MR spectroscopy may be a useful adjunct to conventional imaging to distinguish recurrent tumor from treatment-related change in the brain such as inflammation or dead cells, says a new study by researchers from the University of Michigan Medical Center in Ann Arbor, MI.
In the study, MR spectroscopy was performed on 27 patients who were previously treated with surgery, chemotherapy, and radiation therapy for brain tumor. Results of the study revealed that Choline, Creatine and N-acetylaspartate, specific molecules used as markers for identification of tumors and which can be detected with MR spectroscopy, were all readily quantifiable in each patient, allowing for accurate recognition. "MR spectroscopy is a tool that can provide a biochemical thumbprint or profile of the brain, allowing for accurate identification of recurrent tumor from benign changes related to chemotherapy or radiation therapy," said Patrick N. Weybright, MD, lead author of the study.
According to Dr. Weybright, a downside to MR spectroscopy is that it is usually more susceptible to artifacts from nearby bone and fluid, which can make it impossible to identify the molecules. However, he said, by using techniques to suppress the overwhelming signal from water, they were able to achieve multivoxel spectroscopy on 25 of 27 patients with no significant artifacts.

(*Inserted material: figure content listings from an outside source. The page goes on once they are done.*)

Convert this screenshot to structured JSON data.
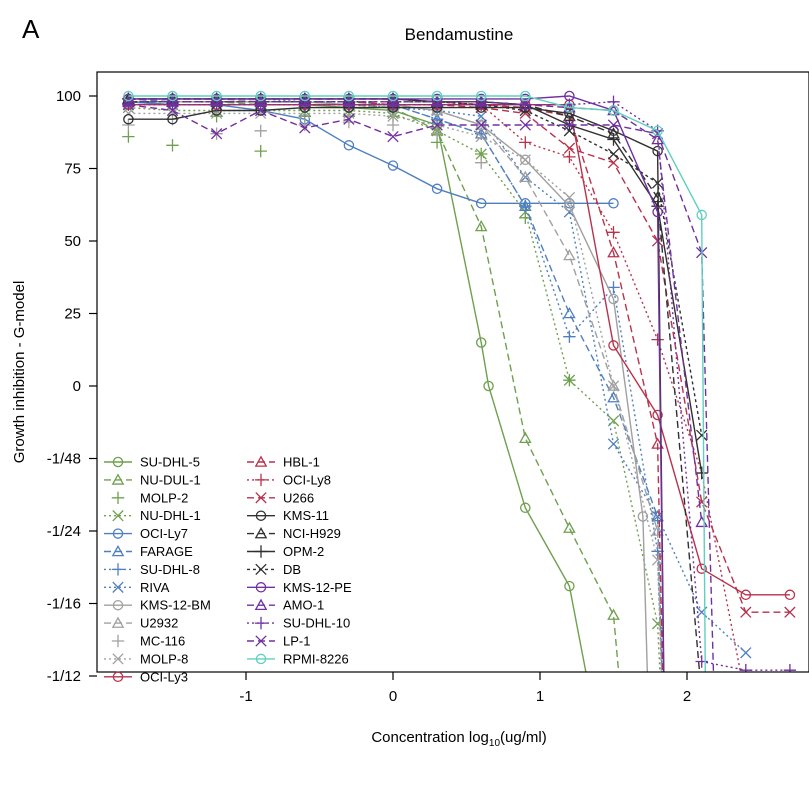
{
  "panel_label": "A",
  "chart_data": {
    "type": "line",
    "title": "Bendamustine",
    "xlabel_main": "Concentration log",
    "xlabel_sub": "10",
    "xlabel_unit": "(ug/ml)",
    "ylabel": "Growth inhibition - G-model",
    "xlim": [
      -2.0,
      2.8
    ],
    "ylim": [
      -1.3,
      1.12
    ],
    "x_ticks": [
      -1,
      0,
      1,
      2
    ],
    "x_tick_labels": [
      "-1",
      "0",
      "1",
      "2"
    ],
    "y_ticks": [
      1.0,
      0.75,
      0.5,
      0.25,
      0,
      -0.25,
      -0.5,
      -0.75,
      -1.0,
      -1.25
    ],
    "y_tick_labels": [
      "100",
      "75",
      "50",
      "25",
      "0",
      "-1/48",
      "-1/24",
      "-1/16",
      "-1/12"
    ],
    "y_tick_values": [
      1.0,
      0.75,
      0.5,
      0.25,
      0,
      -0.25,
      -0.5,
      -0.75,
      -1.0
    ],
    "grid": false,
    "legend_position": "bottom-left",
    "series": [
      {
        "name": "SU-DHL-5",
        "color": "#6fa04f",
        "dash": "",
        "marker": "circle",
        "x": [
          -1.8,
          -1.5,
          -1.2,
          -0.9,
          -0.6,
          -0.3,
          0.0,
          0.3,
          0.6,
          0.65,
          0.9,
          1.2,
          1.45
        ],
        "y": [
          0.98,
          0.97,
          0.97,
          0.97,
          0.97,
          0.96,
          0.95,
          0.9,
          0.15,
          0.0,
          -0.42,
          -0.69,
          -1.35
        ]
      },
      {
        "name": "NU-DUL-1",
        "color": "#6fa04f",
        "dash": "7,4",
        "marker": "triangle",
        "x": [
          -1.8,
          -1.5,
          -1.2,
          -0.9,
          -0.6,
          -0.3,
          0.0,
          0.3,
          0.6,
          0.9,
          1.2,
          1.5,
          1.6
        ],
        "y": [
          0.99,
          0.98,
          0.98,
          0.97,
          0.97,
          0.97,
          0.96,
          0.88,
          0.55,
          -0.18,
          -0.49,
          -0.79,
          -1.35
        ]
      },
      {
        "name": "MOLP-2",
        "color": "#6fa04f",
        "dash": "",
        "marker": "plus",
        "nolines": true,
        "x": [
          -1.8,
          -1.5,
          -1.2,
          -0.9,
          -0.6,
          -0.3,
          0.0,
          0.3,
          0.6,
          0.9,
          1.2
        ],
        "y": [
          0.86,
          0.83,
          0.93,
          0.81,
          0.93,
          0.93,
          0.93,
          0.84,
          0.8,
          0.58,
          0.02
        ]
      },
      {
        "name": "NU-DHL-1",
        "color": "#6fa04f",
        "dash": "2,3",
        "marker": "x",
        "x": [
          -1.8,
          -1.5,
          -1.2,
          -0.9,
          -0.6,
          -0.3,
          0.0,
          0.3,
          0.6,
          0.9,
          1.2,
          1.5,
          1.8,
          1.85
        ],
        "y": [
          0.96,
          0.95,
          0.95,
          0.95,
          0.95,
          0.95,
          0.94,
          0.88,
          0.8,
          0.6,
          0.02,
          -0.12,
          -0.82,
          -1.35
        ]
      },
      {
        "name": "OCI-Ly7",
        "color": "#4f7fbf",
        "dash": "",
        "marker": "circle",
        "x": [
          -1.8,
          -1.5,
          -1.2,
          -0.9,
          -0.6,
          -0.3,
          0.0,
          0.3,
          0.6,
          0.9,
          1.2,
          1.5
        ],
        "y": [
          0.98,
          0.97,
          0.97,
          0.95,
          0.92,
          0.83,
          0.76,
          0.68,
          0.63,
          0.63,
          0.63,
          0.63
        ]
      },
      {
        "name": "FARAGE",
        "color": "#4f7fbf",
        "dash": "7,4",
        "marker": "triangle",
        "x": [
          -1.8,
          -1.5,
          -1.2,
          -0.9,
          -0.6,
          -0.3,
          0.0,
          0.3,
          0.6,
          0.9,
          1.2,
          1.5,
          1.8,
          1.85
        ],
        "y": [
          0.99,
          0.98,
          0.98,
          0.98,
          0.98,
          0.97,
          0.97,
          0.92,
          0.87,
          0.62,
          0.25,
          -0.04,
          -0.45,
          -1.35
        ]
      },
      {
        "name": "SU-DHL-8",
        "color": "#4f7fbf",
        "dash": "2,3",
        "marker": "plus",
        "x": [
          -1.8,
          -1.5,
          -1.2,
          -0.9,
          -0.6,
          -0.3,
          0.0,
          0.3,
          0.6,
          0.9,
          1.2,
          1.5,
          1.8,
          1.85
        ],
        "y": [
          0.99,
          0.99,
          0.99,
          0.99,
          0.98,
          0.98,
          0.97,
          0.92,
          0.87,
          0.62,
          0.17,
          0.34,
          -0.57,
          -1.35
        ]
      },
      {
        "name": "RIVA",
        "color": "#4f7fbf",
        "dash": "2,3",
        "marker": "x",
        "x": [
          -1.8,
          -1.5,
          -1.2,
          -0.9,
          -0.6,
          -0.3,
          0.0,
          0.3,
          0.6,
          0.9,
          1.2,
          1.5,
          1.8,
          2.1,
          2.4
        ],
        "y": [
          0.98,
          0.97,
          0.97,
          0.97,
          0.97,
          0.97,
          0.96,
          0.95,
          0.93,
          0.72,
          0.6,
          -0.2,
          -0.45,
          -0.78,
          -0.92
        ]
      },
      {
        "name": "KMS-12-BM",
        "color": "#a0a0a0",
        "dash": "",
        "marker": "circle",
        "x": [
          -1.8,
          -1.5,
          -1.2,
          -0.9,
          -0.6,
          -0.3,
          0.0,
          0.3,
          0.6,
          0.9,
          1.2,
          1.5,
          1.7,
          1.75
        ],
        "y": [
          0.98,
          0.98,
          0.98,
          0.98,
          0.98,
          0.97,
          0.97,
          0.95,
          0.9,
          0.78,
          0.62,
          0.3,
          -0.45,
          -1.35
        ]
      },
      {
        "name": "U2932",
        "color": "#a0a0a0",
        "dash": "7,4",
        "marker": "triangle",
        "x": [
          -1.8,
          -1.5,
          -1.2,
          -0.9,
          -0.6,
          -0.3,
          0.0,
          0.3,
          0.6,
          0.9,
          1.2,
          1.5,
          1.8,
          1.85
        ],
        "y": [
          0.99,
          0.99,
          0.99,
          0.98,
          0.98,
          0.98,
          0.97,
          0.95,
          0.9,
          0.72,
          0.45,
          0.0,
          -0.5,
          -1.35
        ]
      },
      {
        "name": "MC-116",
        "color": "#a0a0a0",
        "dash": "",
        "marker": "plus",
        "nolines": true,
        "x": [
          -1.8,
          -1.5,
          -1.2,
          -0.9,
          -0.6,
          -0.3,
          0.0,
          0.3,
          0.6
        ],
        "y": [
          0.9,
          0.92,
          0.87,
          0.88,
          0.9,
          0.91,
          0.9,
          0.87,
          0.77
        ]
      },
      {
        "name": "MOLP-8",
        "color": "#a0a0a0",
        "dash": "2,3",
        "marker": "x",
        "x": [
          -1.8,
          -1.5,
          -1.2,
          -0.9,
          -0.6,
          -0.3,
          0.0,
          0.3,
          0.6,
          0.9,
          1.2,
          1.5,
          1.8,
          1.85
        ],
        "y": [
          0.94,
          0.94,
          0.94,
          0.94,
          0.94,
          0.94,
          0.93,
          0.9,
          0.86,
          0.78,
          0.65,
          0.0,
          -0.6,
          -1.35
        ]
      },
      {
        "name": "OCI-Ly3",
        "color": "#b8324b",
        "dash": "",
        "marker": "circle",
        "x": [
          -1.8,
          -1.5,
          -1.2,
          -0.9,
          -0.6,
          -0.3,
          0.0,
          0.3,
          0.6,
          0.9,
          1.2,
          1.5,
          1.8,
          2.1,
          2.4,
          2.7
        ],
        "y": [
          0.97,
          0.97,
          0.97,
          0.97,
          0.97,
          0.97,
          0.97,
          0.97,
          0.97,
          0.97,
          0.97,
          0.14,
          -0.1,
          -0.63,
          -0.72,
          -0.72
        ]
      },
      {
        "name": "HBL-1",
        "color": "#b8324b",
        "dash": "7,4",
        "marker": "triangle",
        "x": [
          -1.8,
          -1.5,
          -1.2,
          -0.9,
          -0.6,
          -0.3,
          0.0,
          0.3,
          0.6,
          0.9,
          1.2,
          1.5,
          1.8,
          1.85
        ],
        "y": [
          0.99,
          0.99,
          0.99,
          0.99,
          0.99,
          0.99,
          0.99,
          0.98,
          0.97,
          0.96,
          0.93,
          0.46,
          -0.2,
          -1.35
        ]
      },
      {
        "name": "OCI-Ly8",
        "color": "#b8324b",
        "dash": "2,3",
        "marker": "plus",
        "x": [
          -1.8,
          -1.5,
          -1.2,
          -0.9,
          -0.6,
          -0.3,
          0.0,
          0.3,
          0.6,
          0.9,
          1.2,
          1.5,
          1.8,
          2.1,
          2.4
        ],
        "y": [
          0.99,
          0.99,
          0.99,
          0.99,
          0.99,
          0.99,
          0.99,
          0.98,
          0.97,
          0.84,
          0.79,
          0.53,
          0.16,
          -0.3,
          -1.08
        ]
      },
      {
        "name": "U266",
        "color": "#b8324b",
        "dash": "7,4",
        "marker": "x",
        "x": [
          -1.8,
          -1.5,
          -1.2,
          -0.9,
          -0.6,
          -0.3,
          0.0,
          0.3,
          0.6,
          0.9,
          1.2,
          1.5,
          1.8,
          2.1,
          2.4,
          2.7
        ],
        "y": [
          0.98,
          0.98,
          0.98,
          0.98,
          0.98,
          0.98,
          0.97,
          0.97,
          0.96,
          0.94,
          0.82,
          0.77,
          0.5,
          -0.4,
          -0.78,
          -0.78
        ]
      },
      {
        "name": "KMS-11",
        "color": "#303030",
        "dash": "",
        "marker": "circle",
        "x": [
          -1.8,
          -1.5,
          -1.2,
          -0.9,
          -0.6,
          -0.3,
          0.0,
          0.3,
          0.6,
          0.9,
          1.2,
          1.5,
          1.8,
          1.85
        ],
        "y": [
          0.92,
          0.92,
          0.95,
          0.95,
          0.96,
          0.96,
          0.96,
          0.96,
          0.96,
          0.96,
          0.94,
          0.88,
          0.81,
          -1.35
        ]
      },
      {
        "name": "NCI-H929",
        "color": "#303030",
        "dash": "7,4",
        "marker": "triangle",
        "x": [
          -1.8,
          -1.5,
          -1.2,
          -0.9,
          -0.6,
          -0.3,
          0.0,
          0.3,
          0.6,
          0.9,
          1.2,
          1.5,
          1.8,
          2.1,
          2.15
        ],
        "y": [
          0.99,
          0.99,
          0.99,
          0.99,
          0.99,
          0.99,
          0.99,
          0.98,
          0.98,
          0.97,
          0.93,
          0.87,
          0.65,
          -1.07,
          -1.35
        ]
      },
      {
        "name": "OPM-2",
        "color": "#303030",
        "dash": "",
        "marker": "plus",
        "x": [
          -1.8,
          -1.5,
          -1.2,
          -0.9,
          -0.6,
          -0.3,
          0.0,
          0.3,
          0.6,
          0.9,
          1.2,
          1.5,
          1.8,
          2.1
        ],
        "y": [
          0.99,
          0.99,
          0.99,
          0.99,
          0.99,
          0.99,
          0.99,
          0.98,
          0.98,
          0.97,
          0.9,
          0.85,
          0.62,
          -0.3
        ]
      },
      {
        "name": "DB",
        "color": "#303030",
        "dash": "3,3",
        "marker": "x",
        "x": [
          -1.8,
          -1.5,
          -1.2,
          -0.9,
          -0.6,
          -0.3,
          0.0,
          0.3,
          0.6,
          0.9,
          1.2,
          1.5,
          1.8,
          2.1
        ],
        "y": [
          0.98,
          0.98,
          0.98,
          0.98,
          0.98,
          0.98,
          0.98,
          0.98,
          0.97,
          0.95,
          0.88,
          0.8,
          0.7,
          -0.17
        ]
      },
      {
        "name": "KMS-12-PE",
        "color": "#7030a0",
        "dash": "",
        "marker": "circle",
        "x": [
          -1.8,
          -1.5,
          -1.2,
          -0.9,
          -0.6,
          -0.3,
          0.0,
          0.3,
          0.6,
          0.9,
          1.2,
          1.5,
          1.8,
          1.85
        ],
        "y": [
          0.99,
          0.99,
          0.99,
          0.99,
          0.99,
          0.99,
          0.99,
          0.99,
          0.99,
          0.99,
          1.0,
          0.95,
          0.6,
          -1.35
        ]
      },
      {
        "name": "AMO-1",
        "color": "#7030a0",
        "dash": "7,4",
        "marker": "triangle",
        "x": [
          -1.8,
          -1.5,
          -1.2,
          -0.9,
          -0.6,
          -0.3,
          0.0,
          0.3,
          0.6,
          0.9,
          1.2,
          1.5,
          1.8,
          2.1
        ],
        "y": [
          0.98,
          0.98,
          0.98,
          0.98,
          0.98,
          0.98,
          0.98,
          0.98,
          0.98,
          0.97,
          0.96,
          0.95,
          0.85,
          -0.47
        ]
      },
      {
        "name": "SU-DHL-10",
        "color": "#7030a0",
        "dash": "2,3",
        "marker": "plus",
        "x": [
          -1.8,
          -1.5,
          -1.2,
          -0.9,
          -0.6,
          -0.3,
          0.0,
          0.3,
          0.6,
          0.9,
          1.2,
          1.5,
          1.8,
          2.1,
          2.4,
          2.7
        ],
        "y": [
          0.97,
          0.97,
          0.97,
          0.97,
          0.97,
          0.97,
          0.97,
          0.97,
          0.97,
          0.97,
          0.97,
          0.98,
          0.88,
          -0.95,
          -0.98,
          -0.98
        ]
      },
      {
        "name": "LP-1",
        "color": "#7030a0",
        "dash": "7,4",
        "marker": "x",
        "x": [
          -1.8,
          -1.5,
          -1.2,
          -0.9,
          -0.6,
          -0.3,
          0.0,
          0.3,
          0.6,
          0.9,
          1.2,
          1.5,
          1.8,
          2.1,
          2.2
        ],
        "y": [
          0.97,
          0.95,
          0.87,
          0.95,
          0.89,
          0.92,
          0.86,
          0.9,
          0.9,
          0.9,
          0.9,
          0.9,
          0.87,
          0.46,
          -1.35
        ]
      },
      {
        "name": "RPMI-8226",
        "color": "#5fd0bf",
        "dash": "",
        "marker": "circle",
        "x": [
          -1.8,
          -1.5,
          -1.2,
          -0.9,
          -0.6,
          -0.3,
          0.0,
          0.3,
          0.6,
          0.9,
          1.2,
          1.5,
          1.8,
          2.1,
          2.13
        ],
        "y": [
          1.0,
          1.0,
          1.0,
          1.0,
          1.0,
          1.0,
          1.0,
          1.0,
          1.0,
          1.0,
          0.96,
          0.95,
          0.88,
          0.59,
          -1.35
        ]
      }
    ]
  }
}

According to the authors, the role MR spectroscopy can play in distinguishing recurrent tumor from tumor-related change is an important one for the patient. "It affects patient lifestyle. Early identification of recurrent tumor can allow earlier implementation of treatment to stop the tumor recurrence, and identification of benign changes related to treatment can prevent unnecessary therapy," said Dr. Weybright.
Dr. Weybright will present the study on May 3 during the American Roentgen Ray Society Annual Meeting in Miami Beach, FL.